406 Views Asked by At

Let imagine the simpliest case where we have a set of point with some label in $\{1,-1\}$ such that the two group of point (respectively to their label) are perfectly well separated by an hyperplane of the form $\sum w_ix_i-\theta=0$.

In this case some books speak about a naive mathod based on "batch gradient descent" algorithm (without any stochastic aspect since the 2 group of point are well separated).

1) I am very curious about the function that we want to minimize in this case ? For example does the first algorithme describe here: http://sebastianraschka.com/Articles/2015_singlelayer_neurons.html derivate from a gradient descent?
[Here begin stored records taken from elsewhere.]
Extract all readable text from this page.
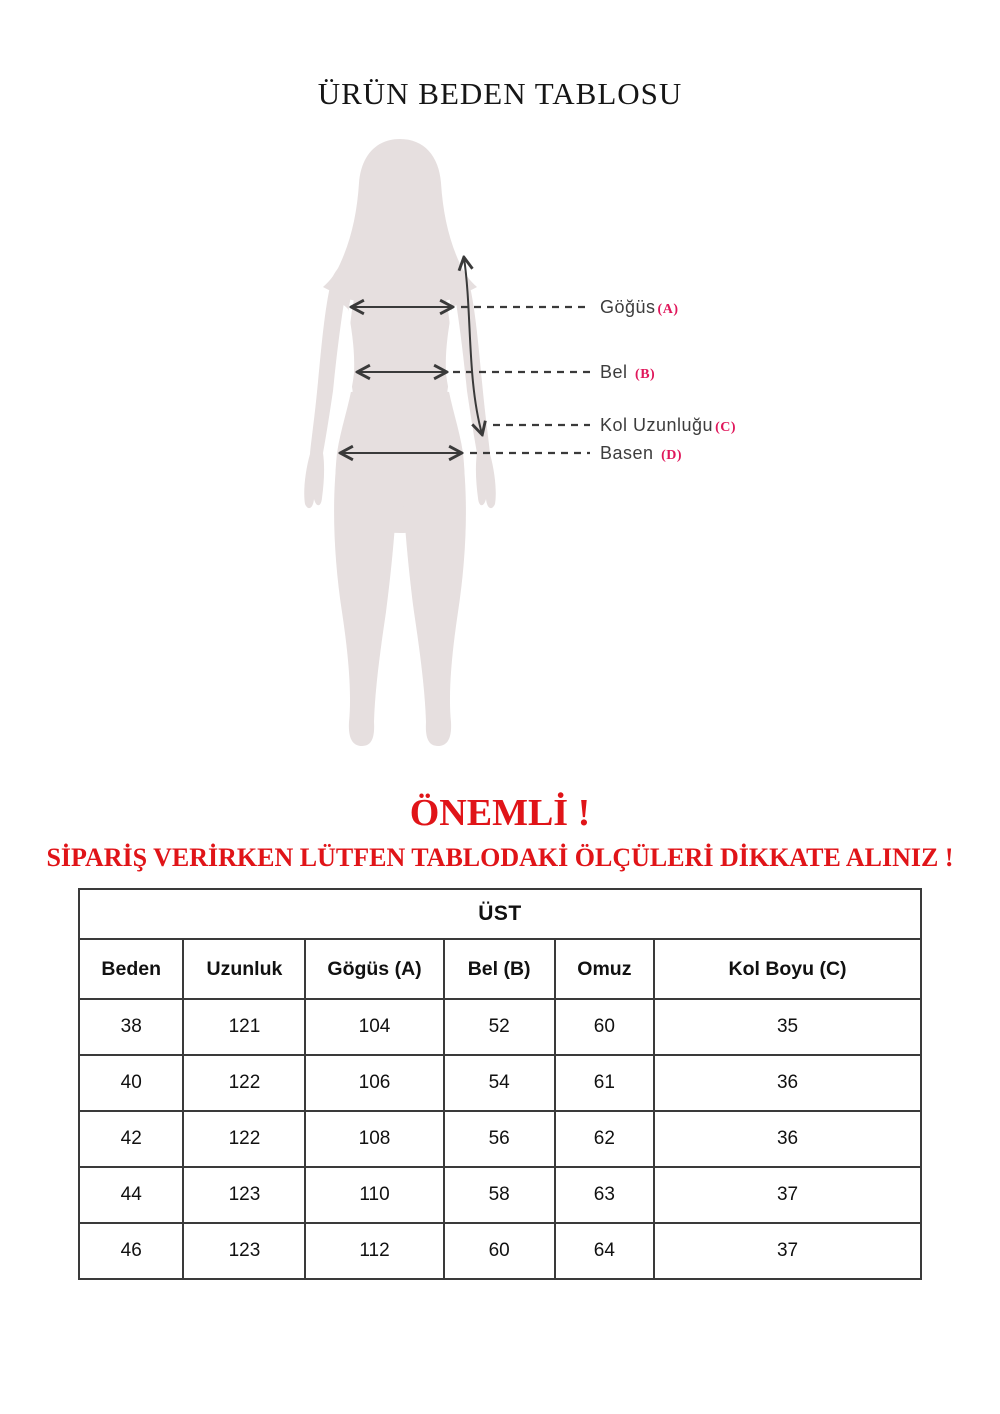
ÜRÜN BEDEN TABLOSU
Göğüs (A)
Bel (B)
Kol Uzunluğu (C)
Basen (D)
ÖNEMLİ !
SİPARİŞ VERİRKEN LÜTFEN TABLODAKİ ÖLÇÜLERİ DİKKATE ALINIZ !
ÜST					
Beden	Uzunluk	Gögüs (A)	Bel (B)	Omuz	Kol Boyu (C)
38	121	104	52	60	35
40	122	106	54	61	36
42	122	108	56	62	36
44	123	110	58	63	37
46	123	112	60	64	37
If yes what is the convex cost function (perhaps there are many) upon wich we apply gradient descent ? I would be very pleased if you could explain me the mathematicals details.

2) Refering to https://stats.stackexchange.com/questions/138229/from-the-perceptron-rule-to-gradient-descent-how-are-perceptrons-with-a-sigmoid i saw plenty of error where the function that is about to be minimized isn't derivable (and we know that gradient descent suppose at minimum differentiability ).

In this example :we can see that $J(w)$ involve $\hat{y} = \operatorname{sign}(\mathbf{w}^T\mathbf{x}_i)$ and the function "sign" isn't differentiable at $0$. If we decide to forget the "sign" function the problem loose all its sense.

In this context how can we apply the gradient descent?

Edit:The 2) is now resolved thanks to your help. Could you clarify 1) based on the link?

Thanks a lot for your amazing help!

1

There are 1 best solutions below

2
On

Hint: check subdifferentiability in the context of convex analysis.